Apocalypse Then is published by Seven Stories Press whose past authors are well noted. It opens with an eponymously titled novella telling the sorry tale of Moss, a Defence Technician burdened by time, in a loose mish-mash of tenuously linked stories that span a number of years, all concentrating on his slow, plodding Sisyphean progress throughout his dreary existence. Within the first pages of Apocalypse Then Demarinis delivers his habitual themes: the achingly ordinary passing of time in a doomed climate, the waiting of something (anything) good or bad to happen, spiritual hope, impotence, inertia, physical deformity and decay, characters weathered by alcohol abuse and evanescent sexual liaisons. Throw in a handful of fraught relationships, inter-marital boredom, pony’s called Sisyphus, UFO’s and an alarming presence of God and you’ve just about got it.
Demarinis’ prose is cinematic in feel and movement which should give it a lightness of touch, but it doesn’t, Demarinis lacks such deftness and the collection is anchored down by an intermittently lazy, turgid and clumpy prose-style. Demarinis hangs over the collection like an omnipotent spectre and it is quite hard to shake his studied presence out of the text. His designs hover brusquely above each character, starving them of the autonomy they deserve and all seem to have been press-ganged into scenarios beyond their comprehension – and maybe this is Demarnis’ point: that all is constructed, that all is fated and beyond our powers, that all is, in fact, created. Who knows?

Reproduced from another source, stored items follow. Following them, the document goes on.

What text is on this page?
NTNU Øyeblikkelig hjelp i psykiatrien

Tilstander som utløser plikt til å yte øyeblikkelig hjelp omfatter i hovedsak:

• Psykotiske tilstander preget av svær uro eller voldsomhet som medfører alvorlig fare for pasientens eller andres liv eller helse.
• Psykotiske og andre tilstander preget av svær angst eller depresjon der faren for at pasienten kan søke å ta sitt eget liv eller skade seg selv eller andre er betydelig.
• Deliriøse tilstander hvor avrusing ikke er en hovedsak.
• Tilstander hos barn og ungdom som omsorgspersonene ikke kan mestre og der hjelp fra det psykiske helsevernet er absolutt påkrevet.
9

Let’s get back to this sluggish prose-style, in The Bear Itself, for example, Moss observes a young Scandinavian woman undress to take a swim. She's duly described as looking “...like a Scandinavian goddess who’d materialized out of the pages of some ancient Viking Saga.” (Pg 18). I’m sorry, I may be nitpicking but I have no idea what a Scandinavian goddess from a Viking Saga looks like and I have the sneaky suspicion neither does Rick Demarinis. Joking aside, Apocalypse Then’s themes are hammered home to such an extent the whole collection becomes extremely repetitive in content, to the degree of Demarinis, at times, falling into the trap of explaining his own subtle (and none too subtle) metaphors. Each of Demarinis’ male characters is suffering from some physical deformity whether it is a low sperm count, impotence, colonic cancer or small lactating breasts. His female characters are out there, on the edge, kooky and artistic. All are looking for something else other than each other. Surely Demarinis could have contemplated different ways to illustrate the underbelly of society before gathering this collection, his backdrop is the vast sprawl of America after all? But please, don’t allow my judgment to steer you away from this collection.
Aside from its pretensions Apocalypse Then, on the whole, has a lot to offer. The stories are readable and when the hackneyed metaphor is left behind they are most enjoyable. Stand outs are A Forty-Nine-Pound Man, Bête Noire and Handyman which all display rich quirky humour that should leave you quite satisfied. In fact, when Demarinis forgets about his underlying themes and concentrates solely on human folly, narrative and interaction he is a pleasure to read and often his studied caricature works. But, then again, it still wasn’t enough to remove the overriding tang from my mouth: Apocalypse Then is the existential musings of a rather staid and conservative mind. Poetic? Not really. Laboured? Yes.